Koltuğunda Çok Tekin Durmadı *

Beş yıl önce oturduğu en yüksek devlet memurluğu koltuğunda iki tane bakan eskitti. Üçüncü bakan atanmadan önce belli bir el tarafından ismi, bakan olarak servis edildi. Geldi, geliyor, atandı, atanıyor derken layık gösterildiği makama bir başkası atandı. Deruhte ettiği müsteşarlık kaldırılınca ve bakan yardımcısı olarak da atanamayınca boşta kaldı. Sonunda işgal ettiği makamı boşaltmak zorunda kaldı. Haydi, git dendi çünkü!

Giderken kubbede hoş bir seda bıraktı mı? Camianın geneli nezdinde hayır. Çünkü istenmeyen kişisi idi. Deruhte ettiği teşkilatını hallaç pamuğu gibi savurdu. Biçip doğradı dense yeridir. Mevcutları doğrar, yenilerini getirirsem her şey yoluna girer sandı. Götürdüklerimin yanında getirdiklerimin desteği yeter de artar diye düşündü. Teşkilatı aşağıdan yukarıya sallarken ne tekme vurduklarının ne de getirdiklerinin onurunu hesaba kattı. Dediğim dedik, astığım astık, kestiğim kestik dedi.

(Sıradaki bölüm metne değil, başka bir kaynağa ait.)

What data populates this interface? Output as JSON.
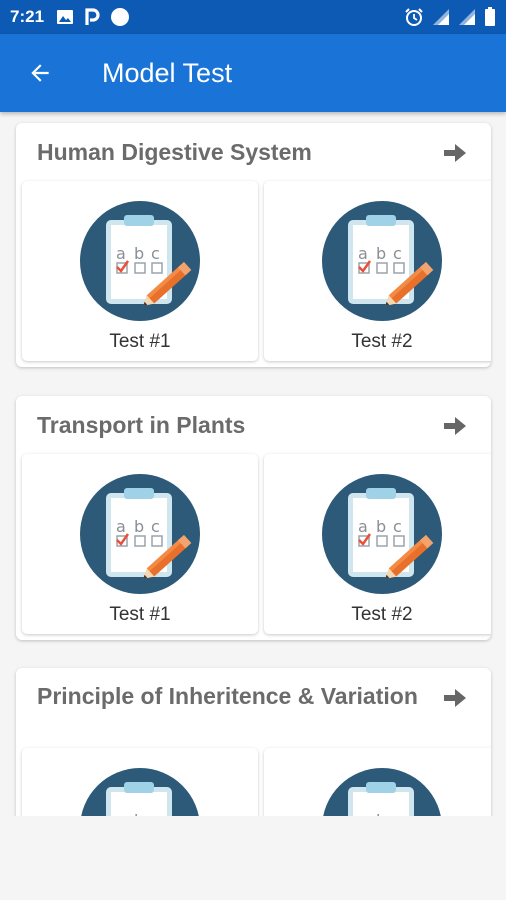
{
  "status_bar": {
    "time": "7:21",
    "left_icons": [
      "image-icon",
      "p-app-icon",
      "circle-app-icon"
    ],
    "right_icons": [
      "alarm-icon",
      "signal-icon",
      "signal-icon",
      "battery-icon"
    ]
  },
  "app_bar": {
    "title": "Model Test",
    "back_icon": "arrow-back-icon"
  },
  "colors": {
    "status_bar": "#0d5ab4",
    "app_bar": "#1a74d8",
    "section_title": "#6b6b6b",
    "icon_circle": "#2c5a78",
    "pencil": "#e8702a"
  },
  "sections": [
    {
      "title": "Human Digestive System",
      "tests": [
        {
          "label": "Test #1",
          "icon": "quiz-clipboard-icon"
        },
        {
          "label": "Test #2",
          "icon": "quiz-clipboard-icon"
        }
      ]
    },
    {
      "title": "Transport in Plants",
      "tests": [
        {
          "label": "Test #1",
          "icon": "quiz-clipboard-icon"
        },
        {
          "label": "Test #2",
          "icon": "quiz-clipboard-icon"
        }
      ]
    },
    {
      "title": "Principle of Inheritence & Variation",
      "tests": [
        {
          "label": "",
          "icon": "quiz-clipboard-icon"
        },
        {
          "label": "",
          "icon": "quiz-clipboard-icon"
        }
      ]
    }
  ]
}
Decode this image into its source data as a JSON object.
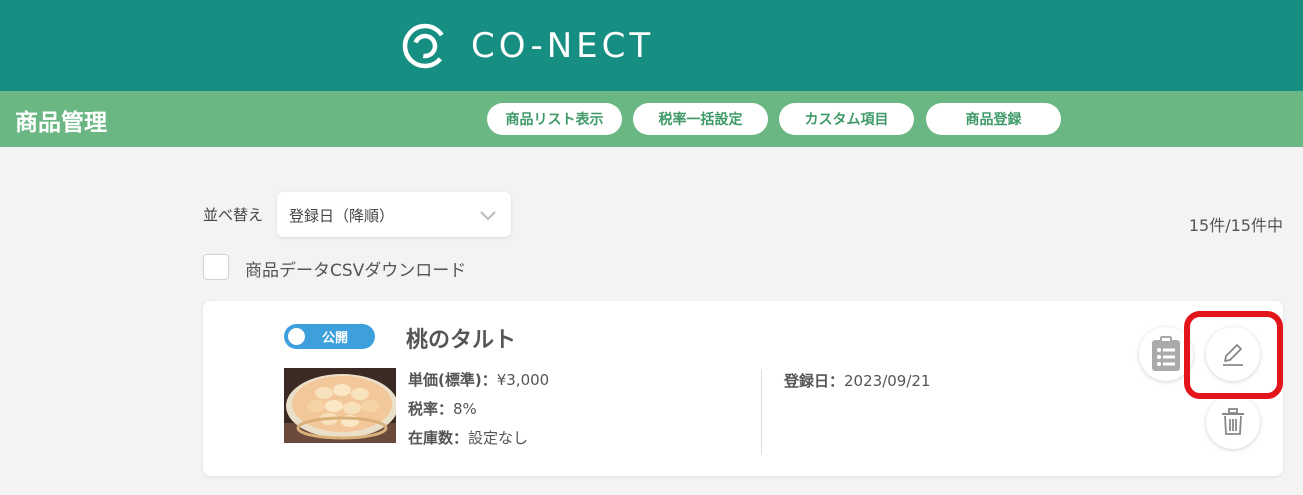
{
  "header": {
    "logo_text": "CO-NECT",
    "brand_color": "#168e82"
  },
  "subheader": {
    "title": "商品管理",
    "bar_color": "#6ab784",
    "nav": [
      {
        "label": "商品リスト表示"
      },
      {
        "label": "税率一括設定"
      },
      {
        "label": "カスタム項目"
      },
      {
        "label": "商品登録"
      }
    ]
  },
  "toolbar": {
    "sort_label": "並べ替え",
    "sort_value": "登録日（降順）",
    "count_text": "15件/15件中",
    "csv_label": "商品データCSVダウンロード"
  },
  "product": {
    "status_label": "公開",
    "name": "桃のタルト",
    "price_label": "単価(標準)：",
    "price_value": "¥3,000",
    "tax_label": "税率：",
    "tax_value": "8%",
    "stock_label": "在庫数：",
    "stock_value": "設定なし",
    "date_label": "登録日：",
    "date_value": "2023/09/21"
  },
  "icons": {
    "logo": "conect-logo-icon",
    "sort": "chevron-down-icon",
    "list": "clipboard-list-icon",
    "edit": "pencil-icon",
    "delete": "trash-icon"
  },
  "highlight_color": "#e3151b"
}
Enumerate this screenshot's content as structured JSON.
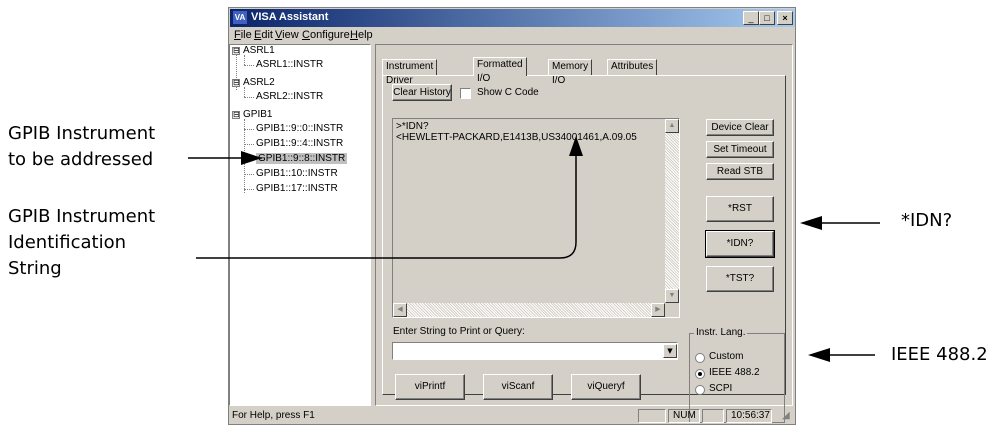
{
  "window": {
    "app_icon": "VA",
    "title": "VISA Assistant",
    "controls": {
      "minimize": "_",
      "maximize": "□",
      "close": "×"
    }
  },
  "menu": [
    "File",
    "Edit",
    "View",
    "Configure",
    "Help"
  ],
  "tree": {
    "groups": [
      {
        "label": "ASRL1",
        "children": [
          "ASRL1::INSTR"
        ]
      },
      {
        "label": "ASRL2",
        "children": [
          "ASRL2::INSTR"
        ]
      },
      {
        "label": "GPIB1",
        "children": [
          "GPIB1::9::0::INSTR",
          "GPIB1::9::4::INSTR",
          "GPIB1::9::8::INSTR",
          "GPIB1::10::INSTR",
          "GPIB1::17::INSTR"
        ]
      }
    ],
    "selected": "GPIB1::9::8::INSTR",
    "expander": "⊟"
  },
  "tabs": [
    "Instrument Driver",
    "Formatted I/O",
    "Memory I/O",
    "Attributes"
  ],
  "active_tab": "Formatted I/O",
  "formatted_io": {
    "clear_history": "Clear History",
    "show_c_code": "Show C Code",
    "output_lines": [
      ">*IDN?",
      "<HEWLETT-PACKARD,E1413B,US34001461,A.09.05"
    ],
    "side_buttons": [
      "Device Clear",
      "Set Timeout",
      "Read STB"
    ],
    "cmd_buttons": [
      "*RST",
      "*IDN?",
      "*TST?"
    ],
    "input_label": "Enter String to Print or Query:",
    "input_value": "",
    "bottom_buttons": [
      "viPrintf",
      "viScanf",
      "viQueryf"
    ],
    "lang_group": {
      "title": "Instr. Lang.",
      "options": [
        "Custom",
        "IEEE 488.2",
        "SCPI"
      ],
      "selected": "IEEE 488.2"
    }
  },
  "statusbar": {
    "help": "For Help, press F1",
    "num": "NUM",
    "time": "10:56:37"
  },
  "annotations": {
    "gpib_address": [
      "GPIB Instrument",
      "to be addressed"
    ],
    "gpib_id": [
      "GPIB Instrument",
      "Identification",
      "String"
    ],
    "idn": "*IDN?",
    "ieee": "IEEE 488.2"
  }
}
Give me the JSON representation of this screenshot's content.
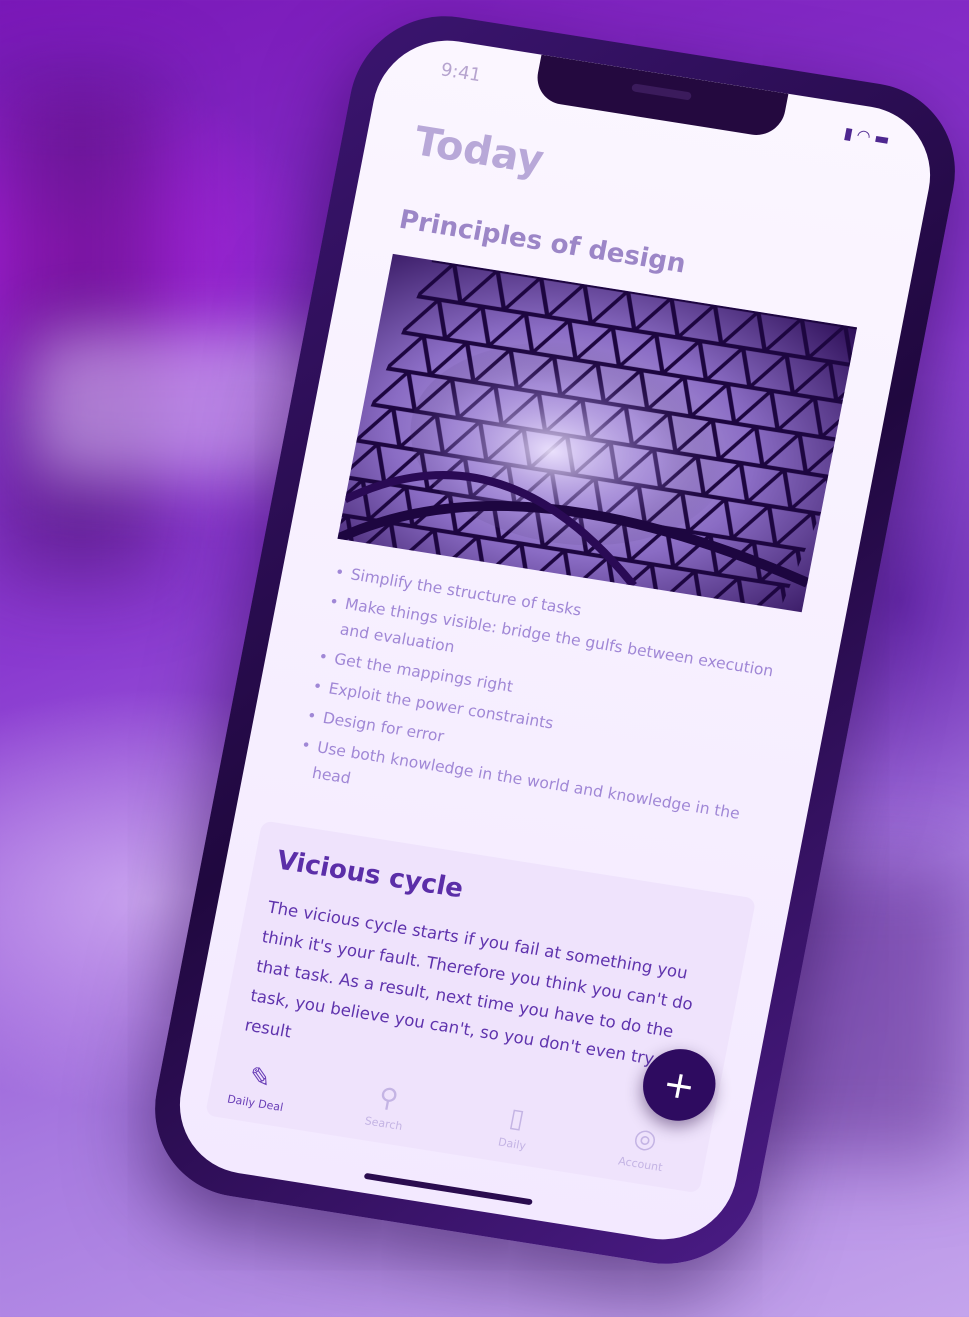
{
  "status_bar": {
    "time": "9:41",
    "icons": "signal-wifi-battery"
  },
  "page": {
    "title": "Today"
  },
  "article": {
    "section_title": "Principles of design",
    "hero_image": "geometric-lattice-architecture",
    "bullets": [
      "Simplify the structure of tasks",
      "Make things visible: bridge the gulfs between execution and evaluation",
      "Get the mappings right",
      "Exploit the power constraints",
      "Design for error",
      "Use both knowledge in the world and knowledge in the head"
    ]
  },
  "card": {
    "title": "Vicious cycle",
    "body": "The vicious cycle starts if you fail at something you think it's your fault. Therefore you think you can't do that task. As a result, next time you have to do the task, you believe you can't, so you don't even try. The result"
  },
  "fab": {
    "label": "+"
  },
  "tabs": [
    {
      "label": "Daily Deal",
      "icon": "lamp-icon",
      "glyph": "✎",
      "active": true
    },
    {
      "label": "Search",
      "icon": "search-icon",
      "glyph": "⚲",
      "active": false
    },
    {
      "label": "Daily",
      "icon": "book-icon",
      "glyph": "▯",
      "active": false
    },
    {
      "label": "Account",
      "icon": "account-icon",
      "glyph": "◎",
      "active": false
    }
  ],
  "colors": {
    "accent": "#2e0b60",
    "background": "#8a3ad0",
    "text": "#5a28a8"
  }
}
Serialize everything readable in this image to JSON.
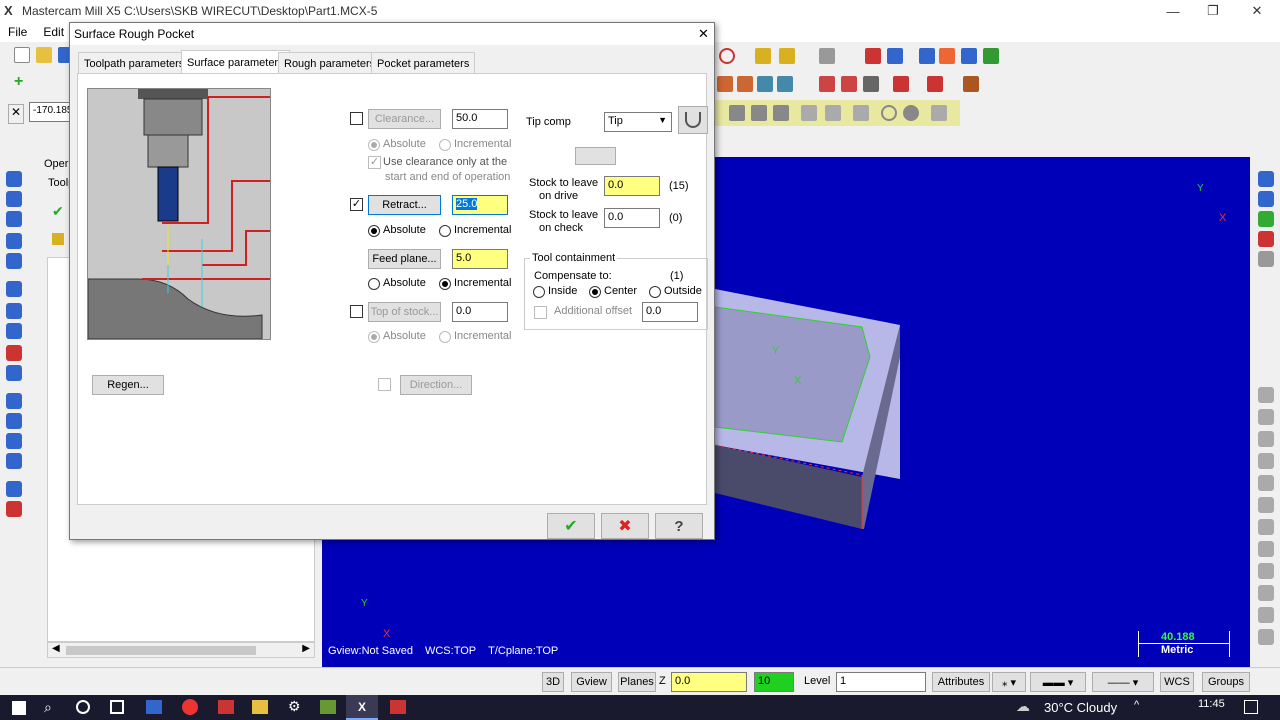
{
  "app": {
    "title": "Mastercam Mill X5  C:\\Users\\SKB WIRECUT\\Desktop\\Part1.MCX-5",
    "min": "—",
    "max": "❐",
    "close": "✕"
  },
  "menu": [
    "File",
    "Edit"
  ],
  "coord_field": "-170.185",
  "left_pane": {
    "tab1": "Opera",
    "tab2": "Toolp"
  },
  "dialog": {
    "title": "Surface Rough Pocket",
    "close": "✕",
    "tabs": [
      "Toolpath parameters",
      "Surface parameters",
      "Rough parameters",
      "Pocket parameters"
    ],
    "clearance": {
      "label": "Clearance...",
      "value": "50.0",
      "absolute": "Absolute",
      "incremental": "Incremental",
      "use_clearance": "Use clearance only at the",
      "use_clearance2": "start and end of operation"
    },
    "retract": {
      "label": "Retract...",
      "value": "25.0",
      "absolute": "Absolute",
      "incremental": "Incremental",
      "checked": "✓"
    },
    "feed": {
      "label": "Feed plane...",
      "value": "5.0",
      "absolute": "Absolute",
      "incremental": "Incremental"
    },
    "top_stock": {
      "label": "Top of stock...",
      "value": "0.0",
      "absolute": "Absolute",
      "incremental": "Incremental"
    },
    "tip_comp": {
      "label": "Tip comp",
      "value": "Tip"
    },
    "stock_drive": {
      "label1": "Stock to leave",
      "label2": "on drive",
      "value": "0.0",
      "count": "(15)"
    },
    "stock_check": {
      "label1": "Stock to leave",
      "label2": "on check",
      "value": "0.0",
      "count": "(0)"
    },
    "tool_containment": {
      "title": "Tool containment",
      "compensate": "Compensate to:",
      "count": "(1)",
      "inside": "Inside",
      "center": "Center",
      "outside": "Outside",
      "additional": "Additional offset",
      "add_value": "0.0"
    },
    "regen": "Regen...",
    "direction": "Direction...",
    "ok": "✔",
    "cancel": "✖",
    "help": "?"
  },
  "viewport": {
    "gview": "Gview:Not Saved",
    "wcs": "WCS:TOP",
    "tcplane": "T/Cplane:TOP",
    "scale_value": "40.188",
    "scale_unit": "Metric",
    "axis_x": "X",
    "axis_y": "Y"
  },
  "statusbar": {
    "btn_3d": "3D",
    "gview": "Gview",
    "planes": "Planes",
    "z": "Z",
    "z_value": "0.0",
    "color_value": "10",
    "level": "Level",
    "level_value": "1",
    "attributes": "Attributes",
    "wcs": "WCS",
    "groups": "Groups"
  },
  "taskbar": {
    "weather": "30°C  Cloudy",
    "time": "11:45"
  },
  "colors": {
    "viewport": "#0000b8",
    "part": "#b8b8e8",
    "highlight": "#ffff80"
  }
}
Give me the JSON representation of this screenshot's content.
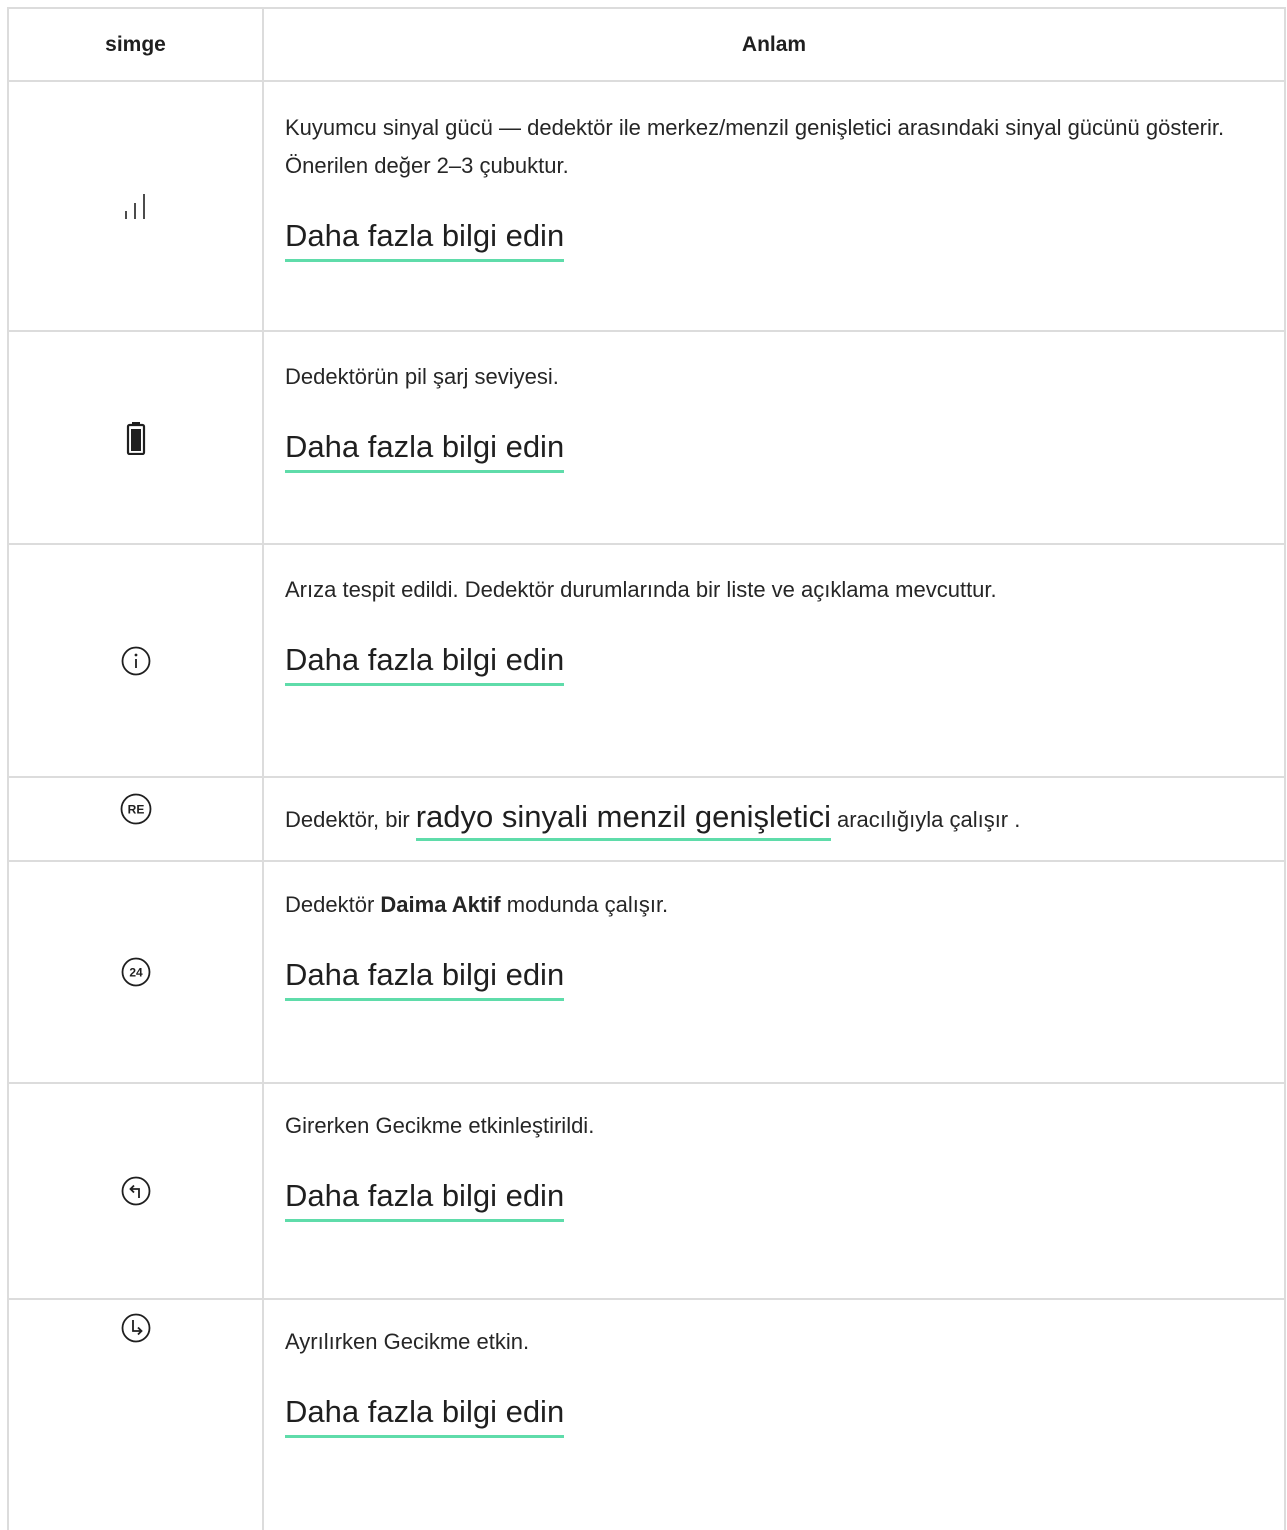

Yeni öğretmen alımında, idareci atamada, şube müdürü seçiminde mülakat denen ucube yöntemi icat etti, ya da önüne kondu.  Siz asıl değilsiniz; asıl, asıl benim dedi. Hepsini geriye dönük puanlattı. Mevcut müdür ve müdür yardımcılarının çoğunu kapının önüne koydu. Elimi sallasam ellisi gelir dedi. Sözlü mülakat yoluyla istediğini seçip koltuğa oturttu. Öncekilere haydi asli görevinize dedi. Bunu yaparken en büyük yardımcıları, ayağını kaydırdığı milli eğitim müdürlerinin yerine vekaleten getirdiği müdürler ve sözlü mülakat yoluyla atadığı şube müdürleri idi. Yaptığı tasarrufları mahkeme iptal etti; bakanı, mahkeme kararlarına göre yeniden atama yapacağım dedi. O ise hayır dedi. Mahkeme kararlarını uygulamayan ve bakanını dinlemeyen kişi olarak tarihe geçti. Her türlü atamalarda ayyuka çıktıkça o, ben doğru yoldayım dedi. 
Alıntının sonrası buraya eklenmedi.